What will happen to the Bitcoin Price when the Block Reward Halves in 2016?

31 Jan 2016

The Bitcoin block reward halving is one of the most exciting and potentially volatile periods coming up in Bitcoin's timeline. The Block reward halving was built into Bitcoin by Satoshi Nakamoto, whoever he may be, and is designed to make bitcoin deflationary. What this means is that the amount of Bitcoin coming into circulation decreases over time and this is mathematically pre-programmed into the DNA of Bitcoin - it cannot be changed.

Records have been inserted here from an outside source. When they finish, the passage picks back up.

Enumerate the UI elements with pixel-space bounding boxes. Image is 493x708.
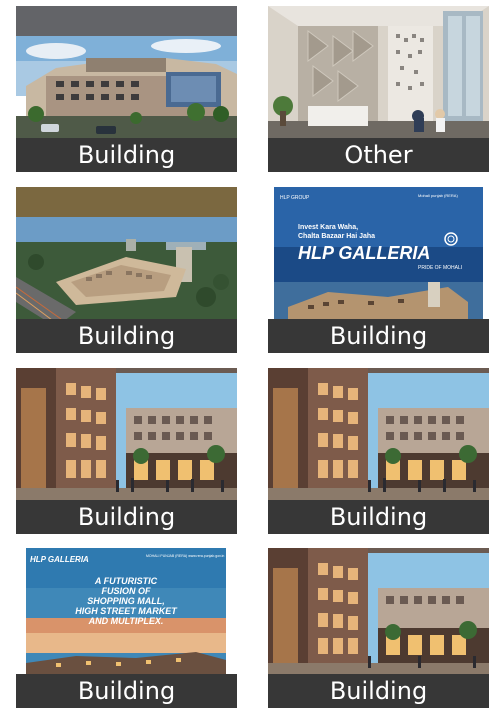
poster-brand: HLP GALLERIA — [30, 555, 89, 564]
lobby-interior-photo — [268, 6, 489, 146]
poster-line-4: HIGH STREET MARKET — [75, 606, 178, 616]
gallery-tile-8[interactable]: Building — [268, 548, 489, 708]
gallery-tile-2[interactable]: Other — [268, 6, 489, 172]
hlp-galleria-brochure: HLP GROUP Mohali punjab (RERA) Invest Ka… — [268, 187, 489, 327]
image-gallery: Building Other Building HLP GROUP Mohali… — [0, 0, 493, 708]
brochure-rera: Mohali punjab (RERA) — [418, 193, 458, 198]
brochure-brand-small: HLP GROUP — [280, 195, 310, 201]
tile-caption: Other — [268, 138, 489, 172]
high-street-render — [16, 368, 237, 508]
high-street-render — [268, 368, 489, 508]
gallery-tile-6[interactable]: Building — [268, 368, 489, 534]
tile-caption: Building — [268, 319, 489, 353]
tile-caption: Building — [16, 138, 237, 172]
high-street-render — [268, 548, 489, 680]
tile-caption: Building — [16, 319, 237, 353]
brochure-tagline-1: Invest Kara Waha, — [298, 224, 358, 231]
tile-caption: Building — [268, 500, 489, 534]
gallery-tile-5[interactable]: Building — [16, 368, 237, 534]
gallery-tile-7[interactable]: HLP GALLERIA MOHALI PUNJAB (RERA) www.re… — [16, 548, 237, 708]
brochure-tagline-2: Chalta Bazaar Hai Jaha — [298, 233, 375, 240]
poster-rera: MOHALI PUNJAB (RERA) www.rera.punjab.gov… — [146, 554, 224, 558]
poster-line-1: A FUTURISTIC — [94, 576, 158, 586]
tile-caption: Building — [268, 674, 489, 708]
tile-caption: Building — [16, 500, 237, 534]
poster-line-2: FUSION OF — [102, 586, 152, 596]
brochure-sub: PRIDE OF MOHALI — [418, 265, 462, 271]
building-exterior-photo — [16, 6, 237, 146]
gallery-tile-4[interactable]: HLP GROUP Mohali punjab (RERA) Invest Ka… — [268, 187, 489, 353]
poster-line-3: SHOPPING MALL, — [87, 596, 165, 606]
gallery-tile-1[interactable]: Building — [16, 6, 237, 172]
poster-line-5: AND MULTIPLEX. — [88, 616, 164, 626]
gallery-tile-3[interactable]: Building — [16, 187, 237, 353]
aerial-project-render — [16, 187, 237, 327]
tile-caption: Building — [16, 674, 237, 708]
brochure-brand: HLP GALLERIA — [298, 243, 430, 263]
hlp-galleria-poster: HLP GALLERIA MOHALI PUNJAB (RERA) www.re… — [16, 548, 237, 680]
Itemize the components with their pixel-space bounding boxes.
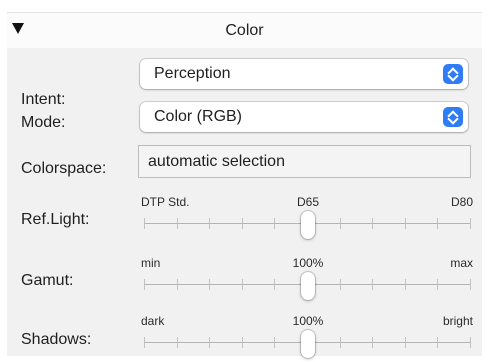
ref-light-mid-label: D65 [296,195,320,209]
slider-tick [274,218,275,229]
slider-knob[interactable] [301,211,315,239]
section-title: Color [225,22,264,39]
slider-tick [372,279,373,290]
slider-tick [242,337,243,348]
ref-light-min-label: DTP Std. [141,195,190,209]
gamut-slider[interactable]: min 100% max [141,256,473,304]
slider-tick [405,337,406,348]
slider-tick [437,337,438,348]
slider-tick [177,218,178,229]
gamut-min-label: min [141,256,161,270]
slider-tick [437,279,438,290]
intent-value: Perception [154,65,231,82]
colorspace-value: automatic selection [148,153,285,170]
colorspace-label: Colorspace: [21,160,107,177]
slider-tick [144,218,145,229]
shadows-slider[interactable]: dark 100% bright [141,314,473,362]
slider-tick [209,279,210,290]
slider-tick [340,337,341,348]
mode-value: Color (RGB) [154,108,243,125]
ref-light-slider[interactable]: DTP Std. D65 D80 [141,195,473,243]
top-strip [0,0,488,12]
colorspace-field: automatic selection [138,145,471,178]
gamut-max-label: max [450,256,473,270]
slider-tick [209,337,210,348]
slider-tick [437,218,438,229]
slider-tick [372,337,373,348]
slider-tick [340,279,341,290]
shadows-min-label: dark [141,314,165,328]
color-section-header[interactable]: Color [7,12,482,50]
ref-light-max-label: D80 [450,195,473,209]
mode-popup[interactable]: Color (RGB) [140,102,468,132]
slider-tick [209,218,210,229]
slider-tick [274,279,275,290]
shadows-mid-label: 100% [292,314,324,328]
shadows-label: Shadows: [21,331,92,348]
gamut-label: Gamut: [21,272,74,289]
slider-knob[interactable] [301,272,315,300]
intent-popup[interactable]: Perception [140,59,468,89]
slider-tick [470,218,471,229]
slider-tick [405,218,406,229]
slider-knob[interactable] [301,330,315,358]
ref-light-label: Ref.Light: [21,211,90,228]
slider-tick [405,279,406,290]
slider-tick [144,337,145,348]
slider-tick [470,279,471,290]
up-down-chevron-icon[interactable] [443,64,463,84]
up-down-chevron-icon[interactable] [443,107,463,127]
slider-tick [242,218,243,229]
mode-label: Mode: [21,114,66,131]
shadows-max-label: bright [442,314,473,328]
slider-tick [242,279,243,290]
intent-label: Intent: [21,91,66,108]
slider-tick [340,218,341,229]
slider-tick [177,279,178,290]
slider-tick [144,279,145,290]
slider-tick [470,337,471,348]
slider-tick [372,218,373,229]
slider-tick [274,337,275,348]
slider-tick [177,337,178,348]
gamut-mid-label: 100% [292,256,324,270]
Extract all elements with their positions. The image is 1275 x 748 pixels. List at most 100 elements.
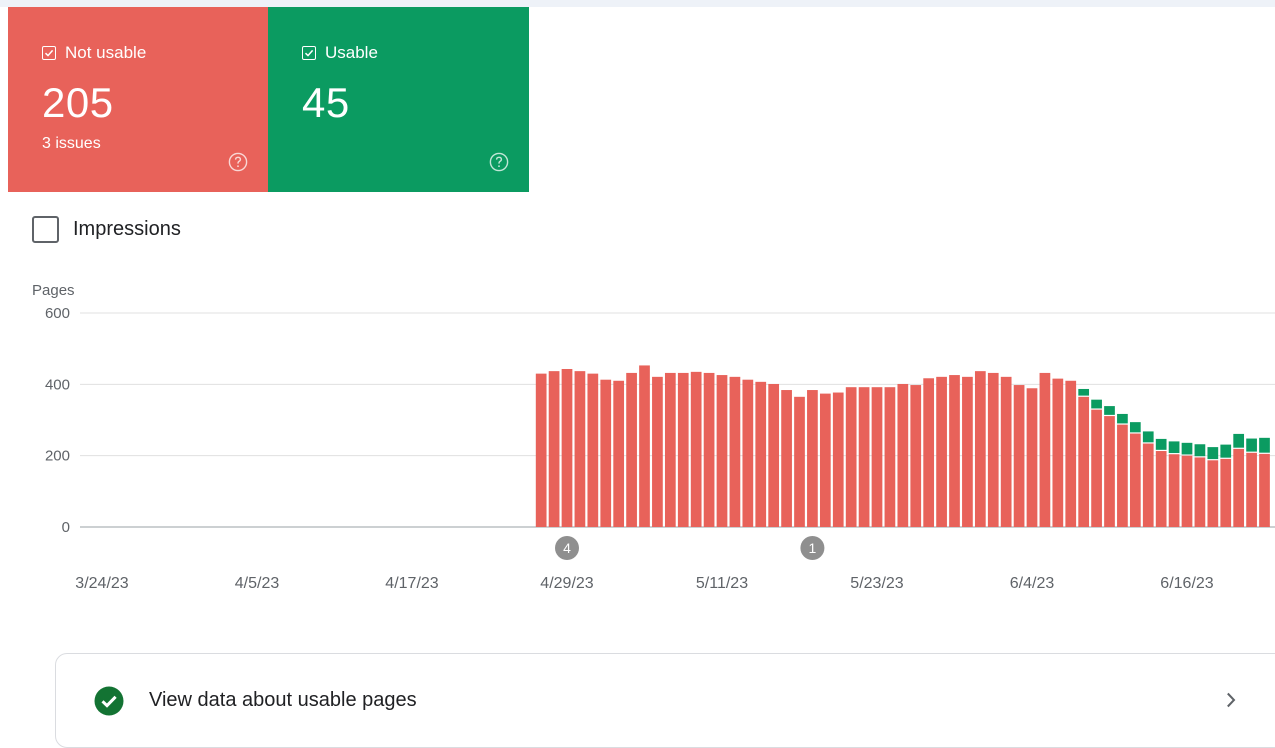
bar-not-usable[interactable] xyxy=(652,376,663,527)
bar-not-usable[interactable] xyxy=(574,371,586,527)
bar-not-usable[interactable] xyxy=(639,365,650,527)
not-usable-header: Not usable xyxy=(42,43,146,63)
x-tick-label: 4/29/23 xyxy=(540,575,593,592)
bar-usable[interactable] xyxy=(1246,438,1257,452)
bar-usable[interactable] xyxy=(1091,399,1102,409)
bar-not-usable[interactable] xyxy=(716,375,728,527)
bar-usable[interactable] xyxy=(1194,444,1206,457)
bar-not-usable[interactable] xyxy=(871,387,883,527)
bar-not-usable[interactable] xyxy=(1142,443,1154,527)
bar-not-usable[interactable] xyxy=(1052,378,1064,527)
bar-not-usable[interactable] xyxy=(1129,433,1141,527)
usable-card[interactable]: Usable 45 xyxy=(268,7,529,192)
checkbox-checked-icon[interactable] xyxy=(42,46,56,60)
bar-not-usable[interactable] xyxy=(548,371,560,527)
bar-not-usable[interactable] xyxy=(561,368,573,527)
bar-not-usable[interactable] xyxy=(819,393,831,527)
bar-not-usable[interactable] xyxy=(664,372,676,527)
annotation-label: 1 xyxy=(809,540,817,556)
bar-not-usable[interactable] xyxy=(613,380,625,527)
not-usable-label: Not usable xyxy=(65,43,147,62)
bar-not-usable[interactable] xyxy=(974,371,986,527)
bar-not-usable[interactable] xyxy=(807,390,818,527)
bar-not-usable[interactable] xyxy=(1013,385,1025,527)
not-usable-issues: 3 issues xyxy=(42,135,101,152)
bar-not-usable[interactable] xyxy=(1194,457,1206,527)
bar-usable[interactable] xyxy=(1181,442,1193,455)
check-circle-icon xyxy=(94,686,124,716)
x-tick-label: 4/17/23 xyxy=(385,575,438,592)
bar-not-usable[interactable] xyxy=(923,378,935,527)
y-axis-label: Pages xyxy=(32,282,75,299)
bar-usable[interactable] xyxy=(1142,431,1154,443)
bar-not-usable[interactable] xyxy=(677,372,689,527)
usable-header: Usable xyxy=(302,43,378,63)
bar-not-usable[interactable] xyxy=(1207,460,1219,527)
bar-usable[interactable] xyxy=(1259,437,1270,453)
bar-not-usable[interactable] xyxy=(1104,416,1115,527)
y-tick-label: 600 xyxy=(45,305,70,322)
bar-not-usable[interactable] xyxy=(626,372,637,527)
annotation-marker[interactable]: 4 xyxy=(555,536,579,560)
bar-not-usable[interactable] xyxy=(1026,388,1038,527)
bar-not-usable[interactable] xyxy=(1220,458,1232,527)
bar-not-usable[interactable] xyxy=(794,396,805,527)
annotation-marker[interactable]: 1 xyxy=(800,536,825,560)
checkbox-unchecked-icon[interactable] xyxy=(32,216,59,243)
bar-not-usable[interactable] xyxy=(1117,424,1128,527)
bar-not-usable[interactable] xyxy=(600,379,612,527)
bar-not-usable[interactable] xyxy=(535,373,547,527)
bar-not-usable[interactable] xyxy=(587,373,599,527)
bar-not-usable[interactable] xyxy=(781,390,792,527)
checkbox-checked-icon[interactable] xyxy=(302,46,316,60)
x-tick-label: 6/16/23 xyxy=(1160,575,1213,592)
bar-usable[interactable] xyxy=(1155,438,1167,450)
bar-not-usable[interactable] xyxy=(949,375,960,527)
bar-not-usable[interactable] xyxy=(884,387,896,527)
bar-not-usable[interactable] xyxy=(962,376,973,527)
bar-not-usable[interactable] xyxy=(1181,455,1193,527)
bar-usable[interactable] xyxy=(1207,447,1219,460)
usable-count: 45 xyxy=(302,79,350,126)
not-usable-card[interactable]: Not usable 205 3 issues xyxy=(8,7,268,192)
bar-not-usable[interactable] xyxy=(1168,454,1180,527)
bar-usable[interactable] xyxy=(1117,413,1128,424)
x-tick-label: 6/4/23 xyxy=(1010,575,1055,592)
bar-not-usable[interactable] xyxy=(936,376,947,527)
bar-not-usable[interactable] xyxy=(755,381,767,527)
bar-not-usable[interactable] xyxy=(1259,453,1270,527)
bar-not-usable[interactable] xyxy=(729,376,741,527)
bar-not-usable[interactable] xyxy=(858,387,870,527)
bar-not-usable[interactable] xyxy=(1078,396,1090,527)
bar-not-usable[interactable] xyxy=(1065,380,1077,527)
bar-not-usable[interactable] xyxy=(1155,451,1167,527)
bar-usable[interactable] xyxy=(1168,441,1180,454)
view-usable-pages-link[interactable]: View data about usable pages xyxy=(55,653,1275,748)
bar-not-usable[interactable] xyxy=(1091,409,1102,527)
bar-not-usable[interactable] xyxy=(845,387,857,527)
top-strip xyxy=(0,0,1275,7)
bar-not-usable[interactable] xyxy=(1233,448,1245,527)
bar-usable[interactable] xyxy=(1220,444,1232,458)
bar-usable[interactable] xyxy=(1078,388,1090,396)
bar-not-usable[interactable] xyxy=(742,379,754,527)
bar-not-usable[interactable] xyxy=(832,392,844,527)
bar-not-usable[interactable] xyxy=(690,371,702,527)
bar-not-usable[interactable] xyxy=(1246,452,1257,527)
bar-not-usable[interactable] xyxy=(897,383,909,527)
impressions-toggle[interactable]: Impressions xyxy=(32,216,181,243)
help-icon[interactable] xyxy=(228,152,248,172)
bar-not-usable[interactable] xyxy=(910,385,922,527)
bar-usable[interactable] xyxy=(1233,433,1245,448)
bar-usable[interactable] xyxy=(1129,422,1141,433)
bar-usable[interactable] xyxy=(1104,406,1115,415)
bar-not-usable[interactable] xyxy=(1000,376,1012,527)
bar-not-usable[interactable] xyxy=(703,372,715,527)
bar-not-usable[interactable] xyxy=(1039,372,1051,527)
help-icon[interactable] xyxy=(489,152,509,172)
chevron-right-icon[interactable] xyxy=(1221,690,1241,710)
bar-not-usable[interactable] xyxy=(987,372,999,527)
y-tick-label: 200 xyxy=(45,448,70,465)
bar-not-usable[interactable] xyxy=(768,383,780,527)
not-usable-count: 205 xyxy=(42,79,114,126)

The Bitcoin block reward is supposed to halve every 210,000 blocks where each block is supposed to take about 10 minutes to mine - so this occurs roughly every four years. When Satoshi released the first block, Genesis Block, back in January 2009 the block reward was 50 bitcoins per block - so each day 7200 Bitcoins were being created. Then the first block reward halving occurred after 10.5 million bitcoins had been created and the block reward became 25 bitcoins, or 3,600 Bitcoin per day.

These block reward halvings occur every four years until the full 21 million bitcoins ever to be mined have been mined - then miners secure the network by being rewarded from the transaction fees - so they will be incentivised to increase transaction fees across the network - no doubt there will be another crisis of governance for the Bitcoin network at this point.

The first block reward halving from 50 bitcoin to 25 bitcoins occurred when the network wasn't so big. The one due in mid July 2016 is starting to cause people to wonder how the price is going to be affected considering the amount of mining capacity that has been invested in the network.

So what is going to happen to the Bitcoin Price in July 2016?

The first thing that is sure is that mining is going  to become less profitable - by 50%. So that mining rig set up that is earning 0.01 BTC per day is suddenly going to be earning 0.005 BTC per day - which is going to mean the costs of running the equipment in local currency might not be covered. This in turn should have two effects. The first is that a number of machines will be switched off which will mean that the hashing power of the network will come down and therefore increase the returns of the remaining profitable machines. There will be  a shakeout of legacy mining equipment.

The second is that a number of mining equipment contracts have a clause that allows them to be shut down at this point of unprofitability. Some revert back to the mining equipment provider when they become unprofitable - when the fee exceeds the daily mining revenue - and it is not clear if they get reactivated when the profitability returns. 

The question of the how the price will move is an interesting one. In theory it should be priced in and there should be no mass panic or huge price jump. But of the mining hashing power comes down this has traditionally been correlated with a decrease in price. The opposing move will come from the increase in news which generally will mean an increase in price as more people are made aware of the crypto currency sphere and bitcoin itself. 

So on the one side you have a huge paradigm shift in the nature of the mining industry but on the other you have a huge potential influx of demand from new entrants trying to capitalise on the bitcoin scarcity getting scarcer. 

Who can tell what is going to happen - the one thing that is sure is that there will be volatility, so perhaps the only trading strategy to take account of the block reward halving is a volatility straddle!